В этом регионе живут мусульмане-шииты исмаилитского направления, для которых духовным лидером является их 49-ый имам Ага Хан. В какой-то мере, дотации из его фондов заменили собой советские субсидии. Однако, заставить Йорали рассказать о проектах фонда - задача непростая. За водкой и сигаретами он предпочитает говорить о Пушкине и Достоевском и, конечно, о своем искусстве. Если вы спросите, чем он занимается, то Йорали скажет, что, прежде всего, он художник, и только потом - сотрудник благотворительной организации.
'После того, как ушли Советы, стало трудно найти цветные краски, поэтому я переключился на карандашные этюды', - с гордостью говорит Йорали, показывая свои работы. Он бегло говорит на шести языках, в том числе по-английски. Здесь таких много. Один сотрудник Европейской Комиссии сказал, что не знает 'другой колониальной державы, которая принесла бы такие возможности для развития культуры в самые дальние уголки империи, в самые мелкие деревушки'.
Возможности для развития сельского хозяйства и торговли невелики. Пахотные земли составляют только 5% территории Таджикистана. В горах Памира эта цифра еще ниже. Люди сажают картошку на каменистых участках неподалеку от дома. Свои просторные дома - тоже наследие советского прошлого - они обогревают артемизией, растением, запасы которого быстро истощаются. А когда-то по дотациям они получали уголь.
Через границу - Афганистан. Почвы и травы для скотины там ровно столько же. По сути дела, ситуация там куда хуже - ведь афганским бадахшанцам никто никогда не давал бесплатного образования. Но у них есть одно преимущество - они остались верны своему традиционному образу жизни. Мальчишки там скачут на конях, а поля возделываются.
В Таджикистане этот образ жизни утерян. По данным фонда Ага Хана, в советские времена Таджикистан производил всего 15% потребляемых продуктов, а остальное завозилось извне.
'Люди не хотят возвращаться к обработке земли, а торговлю считают грязным делом, помехой своему искусству, но понимают, что без этого им не обойтись', - говорит Сара Робинсон, работающая на программу поддержки развития горских народов (MSDSP) в рамках фонда Ага Хана.
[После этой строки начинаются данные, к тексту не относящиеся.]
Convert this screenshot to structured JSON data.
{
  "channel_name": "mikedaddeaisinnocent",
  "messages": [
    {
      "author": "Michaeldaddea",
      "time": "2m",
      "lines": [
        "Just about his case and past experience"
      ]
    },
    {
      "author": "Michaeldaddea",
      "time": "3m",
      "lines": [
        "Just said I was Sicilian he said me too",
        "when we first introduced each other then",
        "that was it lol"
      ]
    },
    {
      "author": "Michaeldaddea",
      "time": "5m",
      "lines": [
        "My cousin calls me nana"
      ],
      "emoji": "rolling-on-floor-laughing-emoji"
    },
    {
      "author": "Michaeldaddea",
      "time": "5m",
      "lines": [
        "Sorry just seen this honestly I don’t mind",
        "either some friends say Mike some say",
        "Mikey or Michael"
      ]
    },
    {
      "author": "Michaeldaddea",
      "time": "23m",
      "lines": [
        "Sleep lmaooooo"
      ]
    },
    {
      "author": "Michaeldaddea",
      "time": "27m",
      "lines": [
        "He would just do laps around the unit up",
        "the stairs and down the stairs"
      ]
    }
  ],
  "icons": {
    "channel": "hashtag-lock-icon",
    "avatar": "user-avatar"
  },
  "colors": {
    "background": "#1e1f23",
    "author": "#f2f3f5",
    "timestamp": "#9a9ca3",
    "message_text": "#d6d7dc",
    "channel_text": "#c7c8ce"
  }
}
Что касается торговли, то в этом уголке на юго-востоке Таджикистана ни о какой промышленности говорить не приходится. Пока MSDSP и другие организации с труднопроизносимыми названиями оценивают потенциальные возможности малых предприятий, на сегодняшний день развиваются, похоже, только народные промыслы. Ведутся речи о развитии туризма, но привлечь западных туристов в эти безводные места будет нелегко.
За обедом Зебо, студентка местного университета, откровенно говорит о том, что поддерживает экономику на плаву: 'Без Ага Хана нам всем не жить. Было бы нечего есть'. Все больше исмаилитов обращается к вере предков ради материальной помощи, но также за духовным утешением. Джамаатхан - духовных центров - становится все больше, и исмаилиты рады, что могут наконец-то практиковать открыто свою религию.
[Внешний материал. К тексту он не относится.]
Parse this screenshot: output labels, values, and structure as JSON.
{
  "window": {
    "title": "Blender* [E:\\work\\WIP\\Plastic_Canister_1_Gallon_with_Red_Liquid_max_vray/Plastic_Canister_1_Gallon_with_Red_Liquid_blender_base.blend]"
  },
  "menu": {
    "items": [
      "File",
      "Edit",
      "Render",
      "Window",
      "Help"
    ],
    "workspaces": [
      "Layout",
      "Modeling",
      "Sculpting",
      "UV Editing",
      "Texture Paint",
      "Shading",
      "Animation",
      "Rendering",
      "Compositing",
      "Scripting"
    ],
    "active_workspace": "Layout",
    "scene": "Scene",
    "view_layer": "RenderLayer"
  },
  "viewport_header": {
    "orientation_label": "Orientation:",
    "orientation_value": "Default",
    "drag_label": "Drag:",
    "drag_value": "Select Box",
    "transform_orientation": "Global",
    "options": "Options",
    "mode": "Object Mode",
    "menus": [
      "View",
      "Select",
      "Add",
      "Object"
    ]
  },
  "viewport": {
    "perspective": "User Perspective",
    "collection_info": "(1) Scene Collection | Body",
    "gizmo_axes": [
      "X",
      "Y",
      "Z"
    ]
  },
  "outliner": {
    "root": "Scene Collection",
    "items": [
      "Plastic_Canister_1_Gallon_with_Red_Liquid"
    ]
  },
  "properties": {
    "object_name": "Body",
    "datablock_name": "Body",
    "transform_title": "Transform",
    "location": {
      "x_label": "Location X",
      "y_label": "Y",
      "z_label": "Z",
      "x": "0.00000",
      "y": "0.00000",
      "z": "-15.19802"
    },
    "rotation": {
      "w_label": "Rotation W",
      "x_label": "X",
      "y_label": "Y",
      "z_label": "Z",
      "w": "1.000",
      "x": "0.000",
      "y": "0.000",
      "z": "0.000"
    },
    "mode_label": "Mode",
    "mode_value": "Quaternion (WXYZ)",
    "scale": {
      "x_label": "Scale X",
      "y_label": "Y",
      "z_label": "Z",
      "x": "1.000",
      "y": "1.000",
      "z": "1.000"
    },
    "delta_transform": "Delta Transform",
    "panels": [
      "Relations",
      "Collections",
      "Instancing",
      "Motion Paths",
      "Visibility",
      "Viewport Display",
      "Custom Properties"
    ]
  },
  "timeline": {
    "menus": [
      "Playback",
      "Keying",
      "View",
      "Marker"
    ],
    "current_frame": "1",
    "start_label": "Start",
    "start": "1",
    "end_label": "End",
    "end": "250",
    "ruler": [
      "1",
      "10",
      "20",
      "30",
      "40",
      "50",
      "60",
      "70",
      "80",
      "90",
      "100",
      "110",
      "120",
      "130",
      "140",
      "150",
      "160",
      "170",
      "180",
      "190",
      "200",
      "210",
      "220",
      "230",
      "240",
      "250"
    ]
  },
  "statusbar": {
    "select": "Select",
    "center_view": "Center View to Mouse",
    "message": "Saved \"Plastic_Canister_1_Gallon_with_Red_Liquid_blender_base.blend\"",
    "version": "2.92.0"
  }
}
Зебо охотно перечисляет факты из истории ее веры, но на вопрос о джамаатханах она хмурится и говорит: 'Много нужно построить в Бадахшане - но мы делаем то, что можем'.
Студентка английской филологии, она как бы вскользь цитирует пару строчек из Уильяма Блейка. Большинство студентов - гуманитарии, в силу того, объясняет Зебо, что не хватает средств на техническое образование и лабораторные приборы. Сразу после распада Советского Союза средства, выделяемые на науку, сократились в 25 раз.
Отстроить Таджикистан будет сложно, если то, что осталось от системы образования, не может дать новейших знаний в таких областях, как техника и медицина. И хотя Ага Хан оказывает огромную помощь своему народу, богат он только по сравнению с бывшей советской системой.
Хазим, архитектор, вынужденный водить джипы для немногих гостей этого района, с горечью говорит: 'Мы и при Советах продолжали свою исмаилитскую традицию. Но, по крайней мере, в то время мы могли учиться в Москве или Ленинграде. Мы могли проснуться утром, взять и поехать куда угодно - без всех этих границ и блокпостов. И всегда хватало еды'.